Cette demande ne peut être formée qu’à l’occasion de l’action en divorce.
Il est constant que si la cessation de cohabitation fait présumer la cessation de collaboration, le juge du fond apprécie souverainement que l’intention des époux a été de poursuivre leur collaboration après la cessation de la cohabitation. Il incombe à celui qui s’oppose au report de la date de dissolution de la communauté de prouver que des actes de collaboration ont eu lieu postérieurement à la séparation des époux et que l’absence de contestation du conjoint à l’affirmation de la poursuite d’une collaboration ne vaut pas reconnaissance de celle-ci. Il est communément admis que le fait pour un époux après le départ du domicile conjugal de continuer à entretenir son conjoint et de régler des dépenses de communauté ne constitue pas un fait de collaboration au sens de l’article 262-1 du Code civil.
Madame [S] épouse [V] sollicite la fixation de la date d’effets du divorce dans les rapports entre époux au 05 août 2024 et Monsieur [E] [V] sollicite la fixation de la date d’effets du divorce dans les rapports entre époux au jour de l’assignation.
Aucune poursuite de la collaboration des époux n’étant invoquée après la date évoquée par l’épouse, il sera fait droit à la demande de cette dernière.
Sur la demande en attribution préférentielle du droit au bail
L’article 267 du code civil dispose que le juge statue sur les demandes d’attribution préférentielle.
L’un des époux peut ainsi solliciter l’attribution préférentielle du logement familial, dans les conditions de l’article 831-2 du code civil.
En l’espèce, Madame [G] [S] épouse [V] s’est vue attribuer la jouissance du droit au bail sur le domicile conjugal par l’ordonnance d’orientation et sur mesures provisoires. Elle y vit avec les deux enfants. Par ailleurs, il est justifié de ce qu’une ordonnance de protection a été rendue la concernant, celle-ci étant exécutoire de plein droit, même si l’époux a interjeté appel de celle-ci.
Par ailleurs, l’époux, au titre des propositions de règlement pécuniaires et patrimoniaux des époux précise que l’épouse pourra conserver le droit au bail.

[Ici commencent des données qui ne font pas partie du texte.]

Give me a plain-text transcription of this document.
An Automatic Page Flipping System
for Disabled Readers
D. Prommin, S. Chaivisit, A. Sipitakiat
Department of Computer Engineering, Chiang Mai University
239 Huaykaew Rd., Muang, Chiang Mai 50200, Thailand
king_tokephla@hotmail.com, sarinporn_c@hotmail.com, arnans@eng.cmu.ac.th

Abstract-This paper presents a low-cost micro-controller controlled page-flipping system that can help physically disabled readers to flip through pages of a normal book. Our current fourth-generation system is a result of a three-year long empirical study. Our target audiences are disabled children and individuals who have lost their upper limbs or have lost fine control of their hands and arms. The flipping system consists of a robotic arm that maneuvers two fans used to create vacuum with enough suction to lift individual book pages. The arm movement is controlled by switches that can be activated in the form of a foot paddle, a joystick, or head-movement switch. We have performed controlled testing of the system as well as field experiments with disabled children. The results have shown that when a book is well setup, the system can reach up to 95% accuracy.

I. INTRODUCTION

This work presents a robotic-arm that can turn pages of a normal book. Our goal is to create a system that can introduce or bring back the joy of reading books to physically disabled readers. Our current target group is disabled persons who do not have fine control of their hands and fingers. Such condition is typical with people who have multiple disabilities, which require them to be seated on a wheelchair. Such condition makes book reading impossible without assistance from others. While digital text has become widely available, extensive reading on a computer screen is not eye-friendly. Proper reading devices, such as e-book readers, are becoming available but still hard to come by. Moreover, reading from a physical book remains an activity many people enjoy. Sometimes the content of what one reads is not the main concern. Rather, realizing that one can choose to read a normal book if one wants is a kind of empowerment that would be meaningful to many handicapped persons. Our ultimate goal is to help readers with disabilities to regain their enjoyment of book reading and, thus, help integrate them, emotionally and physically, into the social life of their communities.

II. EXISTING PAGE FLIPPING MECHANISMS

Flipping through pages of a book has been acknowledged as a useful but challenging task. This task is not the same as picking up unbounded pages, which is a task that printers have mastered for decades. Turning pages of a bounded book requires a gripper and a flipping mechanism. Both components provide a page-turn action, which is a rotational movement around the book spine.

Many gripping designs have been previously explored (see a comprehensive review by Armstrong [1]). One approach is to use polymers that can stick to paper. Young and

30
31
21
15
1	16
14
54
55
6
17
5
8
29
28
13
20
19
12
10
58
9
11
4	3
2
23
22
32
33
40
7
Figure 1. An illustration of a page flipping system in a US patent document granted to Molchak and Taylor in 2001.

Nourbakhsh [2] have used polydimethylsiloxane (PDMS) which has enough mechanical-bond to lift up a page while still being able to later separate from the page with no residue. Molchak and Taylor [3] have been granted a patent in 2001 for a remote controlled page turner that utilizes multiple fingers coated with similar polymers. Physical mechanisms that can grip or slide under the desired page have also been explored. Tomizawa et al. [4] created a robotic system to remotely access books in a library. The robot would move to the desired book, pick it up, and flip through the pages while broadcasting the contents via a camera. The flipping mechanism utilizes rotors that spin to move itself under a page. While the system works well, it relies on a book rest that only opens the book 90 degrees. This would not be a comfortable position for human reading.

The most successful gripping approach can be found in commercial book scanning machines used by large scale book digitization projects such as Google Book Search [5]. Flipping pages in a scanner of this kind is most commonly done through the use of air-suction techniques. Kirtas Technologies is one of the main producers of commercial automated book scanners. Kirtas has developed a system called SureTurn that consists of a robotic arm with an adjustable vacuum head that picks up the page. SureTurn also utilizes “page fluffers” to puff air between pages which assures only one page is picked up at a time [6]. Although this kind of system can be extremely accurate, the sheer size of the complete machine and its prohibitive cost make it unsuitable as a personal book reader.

Dans ces conditions, il y a lieu d’attribuer à titre préférentiel à Madame [G] [S] épouse [V] le droit au bail sur l’ancien domicile conjugal.
SUR LES CONSÉQUENCES DU DIVORCE CONCERNANT LES ENFANTS
Vu l’article 388-1 du Code civil,
Au regard de l’âge de l’enfant [L] et, faute d’un discernement suffisant au sens de l’article 388-1 du Code civil, il n’y a pas lieu de statuer sur l’audition de la mineure.
Il résulte des débats et des pièces de la procédure que l’enfant [I] a été avisée de la possibilité d’être entendus. Cependant, ni les parents ni l’enfant n’ont souhaité faire usage de cette possibilité.
SUR L’AUTORITÉ PARENTALE
Lorsqu’il se prononce sur les modalités d’exercice de l’autorité parentale, le juge prend notamment en considération l’intérêt de l’enfant et les éléments d’appréciation figurant à l’article 373-2-11 du Code civil, soit notamment :
1° La pratique que les parents avaient précédemment suivie ou les accords qu’ils avaient pu antérieurement conclure ;
2° Les sentiments exprimés par l’enfant mineur dans les conditions prévues à l’article 388-1 ;
3° L’aptitude de chacun des parents à assumer ses devoirs et respecter les droits de l’autre ;
4° Le résultat des expertises éventuellement effectuées, tenant compte notamment de l’âge de l’enfant ;
5° Les renseignements qui ont été recueillis dans les éventuelles enquêtes et contre-enquêtes sociales prévues à l’article 373-2-12 ;
6° Les pressions ou violences, à caractère physique ou psychologique, exercées par l’un des parents sur la personne de l’autre.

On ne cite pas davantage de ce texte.